W nocy Rosjanie ostrzeliwali pięciopiętrowe i dziewięciopiętrowe budynki. Zniszczone zostały samochody, rurociąg grzewczy i plac zabaw. Nie ma ofiar. Raporty o tych zdarzeniach przekazało Dowództwa Operacyjne "Południe".
Przypomnijmy, że w nocy z poniedziałku na wtorek rosyjskie pociski też spadły na to miasto. Życie straciła wówczas jedna osoba, a ciało ofiary odnaleziono w gruzach budynku, w który trafiła rakieta.

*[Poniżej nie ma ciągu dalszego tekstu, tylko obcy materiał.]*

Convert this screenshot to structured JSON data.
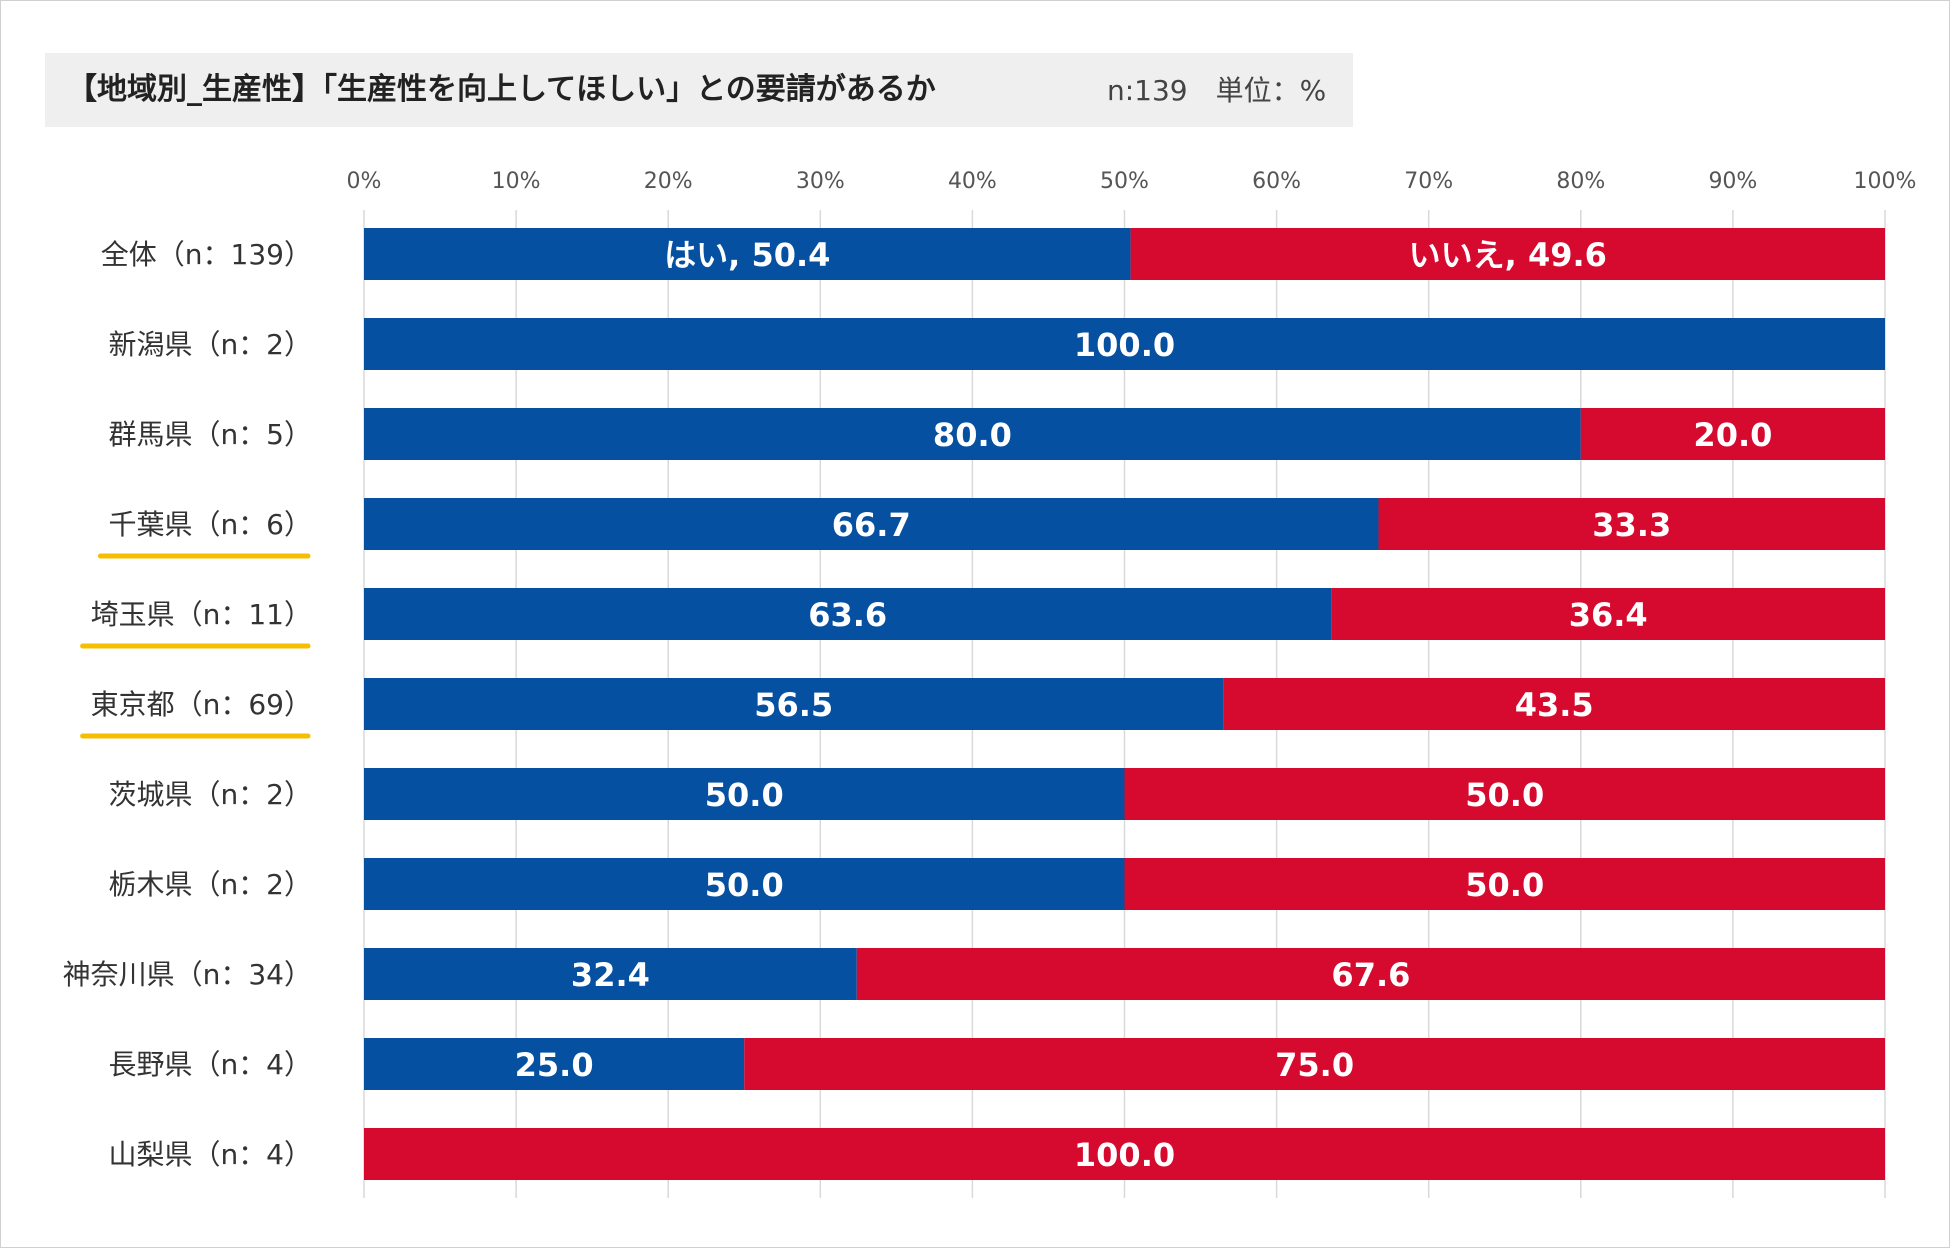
{
  "chart_data": {
    "type": "bar",
    "orientation": "horizontal",
    "stacked": "100%",
    "title": "【地域別_生産性】「生産性を向上してほしい」との要請があるか",
    "subtitle": "n:139　単位：%",
    "categories": [
      "全体（n：139）",
      "新潟県（n：2）",
      "群馬県（n：5）",
      "千葉県（n：6）",
      "埼玉県（n：11）",
      "東京都（n：69）",
      "茨城県（n：2）",
      "栃木県（n：2）",
      "神奈川県（n：34）",
      "長野県（n：4）",
      "山梨県（n：4）"
    ],
    "highlighted_categories": [
      "千葉県（n：6）",
      "埼玉県（n：11）",
      "東京都（n：69）"
    ],
    "series": [
      {
        "name": "はい",
        "color": "#0550a0",
        "values": [
          50.4,
          100.0,
          80.0,
          66.7,
          63.6,
          56.5,
          50.0,
          50.0,
          32.4,
          25.0,
          0
        ]
      },
      {
        "name": "いいえ",
        "color": "#d6092e",
        "values": [
          49.6,
          0,
          20.0,
          33.3,
          36.4,
          43.5,
          50.0,
          50.0,
          67.6,
          75.0,
          100.0
        ]
      }
    ],
    "data_labels": [
      [
        "はい, 50.4",
        "いいえ, 49.6"
      ],
      [
        "100.0",
        ""
      ],
      [
        "80.0",
        "20.0"
      ],
      [
        "66.7",
        "33.3"
      ],
      [
        "63.6",
        "36.4"
      ],
      [
        "56.5",
        "43.5"
      ],
      [
        "50.0",
        "50.0"
      ],
      [
        "50.0",
        "50.0"
      ],
      [
        "32.4",
        "67.6"
      ],
      [
        "25.0",
        "75.0"
      ],
      [
        "",
        "100.0"
      ]
    ],
    "x_ticks": [
      "0%",
      "10%",
      "20%",
      "30%",
      "40%",
      "50%",
      "60%",
      "70%",
      "80%",
      "90%",
      "100%"
    ],
    "xlim": [
      0,
      100
    ],
    "x_axis_position": "top",
    "grid": true,
    "highlight_color": "#f5bf00",
    "grid_color": "#d9d9d9"
  }
}
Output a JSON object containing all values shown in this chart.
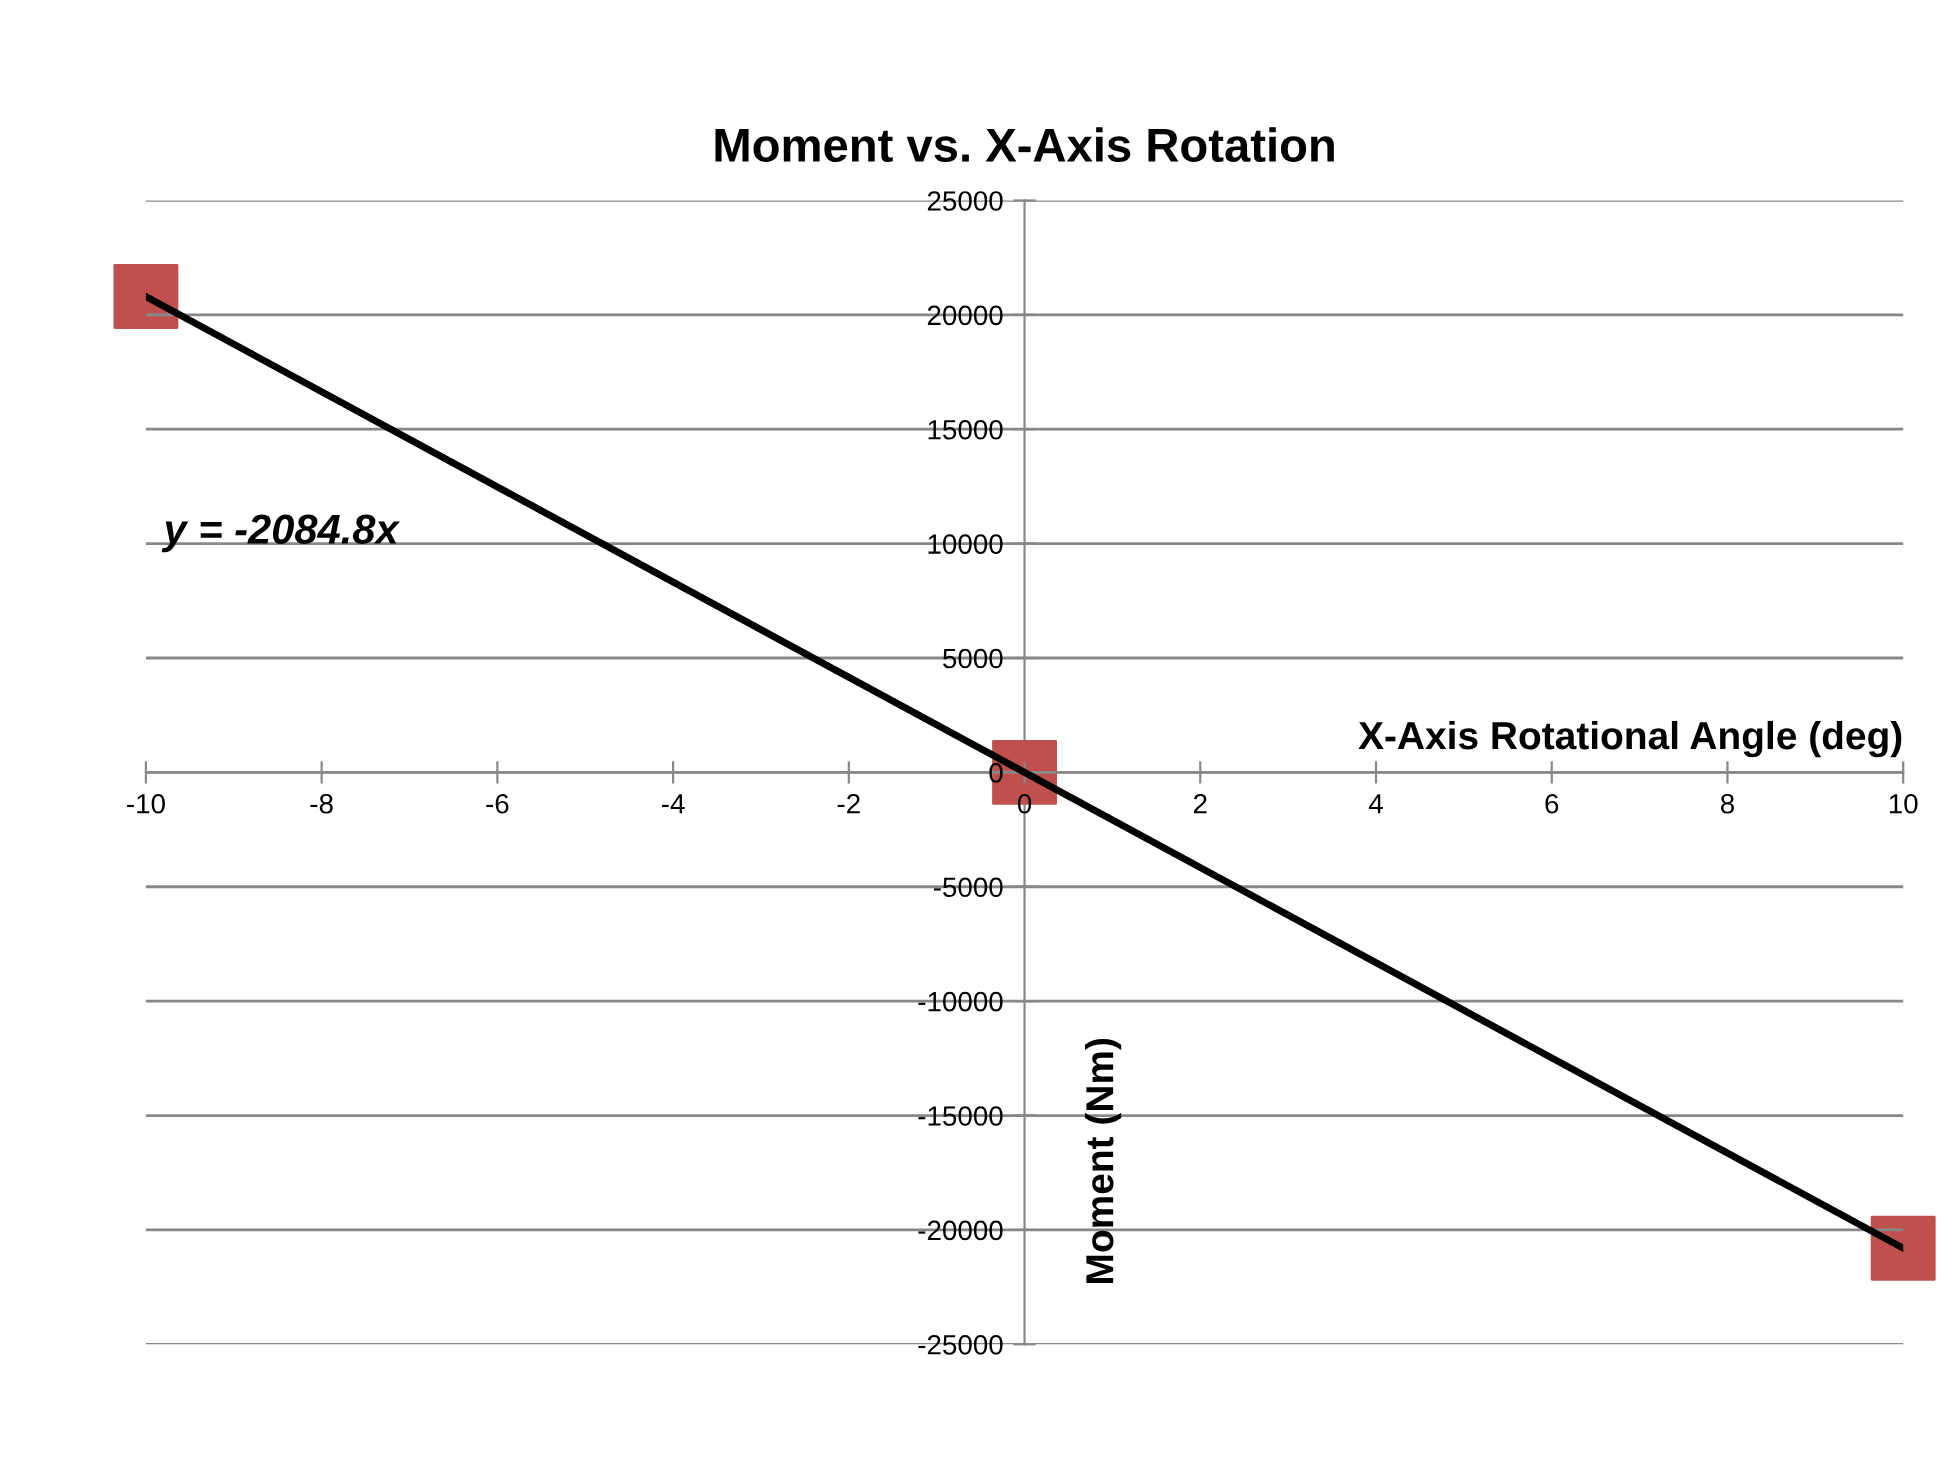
{
  "chart_data": {
    "type": "scatter",
    "title": "Moment vs. X-Axis Rotation",
    "xlabel": "X-Axis Rotational Angle (deg)",
    "ylabel": "Moment (Nm)",
    "x": [
      -10,
      0,
      10
    ],
    "series": [
      {
        "color": "#c0504d",
        "values": [
          20800,
          0,
          -20800
        ],
        "marker": "square"
      },
      {
        "type": "line",
        "color": "#000000",
        "x": [
          -10,
          10
        ],
        "values": [
          20800,
          -20800
        ],
        "marker": "none",
        "line_style": "solid"
      }
    ],
    "annotations": [
      "y = -2084.8x"
    ],
    "xlim": [
      -10,
      10
    ],
    "xticks": [
      -10,
      -8,
      -6,
      -4,
      -2,
      0,
      2,
      4,
      6,
      8,
      10
    ],
    "ylim": [
      -25000,
      25000
    ],
    "yticks": [
      -25000,
      -20000,
      -15000,
      -10000,
      -5000,
      0,
      5000,
      10000,
      15000,
      20000,
      25000
    ],
    "grid": "y",
    "legend": false
  }
}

Tej samej nocy siły rosyjskie zaatakowały również za pomocą dronów kamikadze zbiorniki z olejem słonecznikowym w porcie w Mikołajowie. Wedle doniesień, duża ilość oleju wyciekła na ulice, a strażacy pracowali godzinami, aby ugasić pożar, spowodowany przez ostrzał.
Bolesne straty Rosjan
Z kolei w wyniku uderzeń ukraińskich sił w miejsca dyslokacji rosyjskiego sprzętu i żołnierzy, w ostatnich dniach na południu Ukrainy rannych zostało ok. 250 rosyjskich wojskowych - pisze sztab generalny Sił Zbrojnych Ukrainy.
W Nowej Kachowce w obwodzie chersońskim ukraińskie wojsko uderzyło w miejsce dyslokacji sił rosyjskich, niszcząc sześć jednostek ich uzbrojenia i sprzętu oraz raniąc ok. 150 żołnierzy - podaje sztab w komunikacie.
W obwodzie zaporoskim zniszczono pięć jednostek uzbrojenia i sprzętu, a ok. 100 żołnierzy zostało rannych. Trwa weryfikacja informacji o zabitych.